Administrator can access admin area, other pages and bypass restrictions. As admin should have no restrictions then every method testing user roles must take this into account and let admin through.
User can modify content on her websites through control panel.
This role can be used for variety of things. Currently it is used to restrict access to expensive external resources which only allow limited requests per day (e.g. geo code or postcode lookup).
Other roles belong to 3rd party packs and control access to pack's features.
When admin wants to access user account she may put a shell of that user on and the system will treat her as that user but with admin permissions allowing her to do what the regular user could do plus admin functions. This is done to save time of designing special pages for users' administration.

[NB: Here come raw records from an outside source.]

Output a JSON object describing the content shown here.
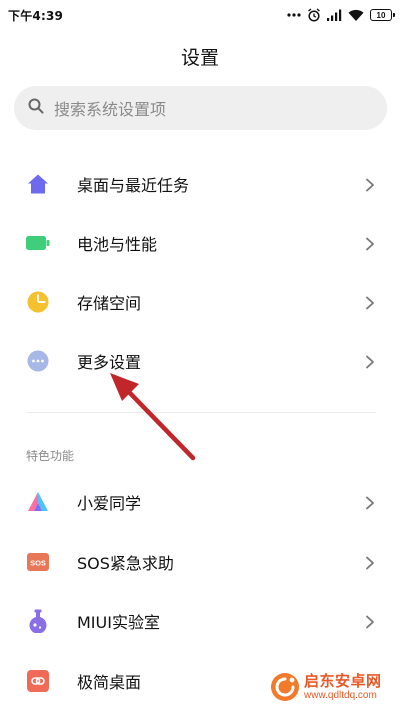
{
  "status_bar": {
    "time": "下午4:39",
    "battery": "10"
  },
  "header": {
    "title": "设置"
  },
  "search": {
    "placeholder": "搜索系统设置项"
  },
  "main_items": [
    {
      "label": "桌面与最近任务",
      "icon": "home-icon",
      "color": "#6e6af0"
    },
    {
      "label": "电池与性能",
      "icon": "battery-icon",
      "color": "#3fcf7b"
    },
    {
      "label": "存储空间",
      "icon": "pie-chart-icon",
      "color": "#f5c12e"
    },
    {
      "label": "更多设置",
      "icon": "more-dots-icon",
      "color": "#a8b8e6"
    }
  ],
  "section": {
    "header": "特色功能"
  },
  "feature_items": [
    {
      "label": "小爱同学",
      "icon": "xiaoai-icon",
      "color": "#6e6af0"
    },
    {
      "label": "SOS紧急求助",
      "icon": "sos-icon",
      "color": "#e8775a"
    },
    {
      "label": "MIUI实验室",
      "icon": "flask-icon",
      "color": "#8a6ee6"
    },
    {
      "label": "极简桌面",
      "icon": "minimal-desktop-icon",
      "color": "#ef6b58"
    }
  ],
  "annotation": {
    "arrow_color": "#c0262a"
  },
  "watermark": {
    "name": "启东安卓网",
    "url": "www.qdltdq.com"
  }
}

As the result some of the pages have special blocks only visible for super users. Such pages provide extra functionality for an admin with regular user functionality. The system stores admin data in user's session and restores it when she takes off the shell. Admin may only put a single user shell on.
Every method of every facade must be annotated with the roles which can access it. Even the methods which do not need any roles should have anonymous role defined. If a method does not have an annotation then this will result in error as a developer may have forgotten to secure possibly restricted information.
Spring Security makes sure that a user has required roles while trying to access URL which should not be available just to anyone. This is done by URL prefix. For example, all URLs which start with /my/ configured to be available to users after they sign in, everything under /su/ is for admins only. Other prefixes belong to 3rd party packs and control access to pack's URL.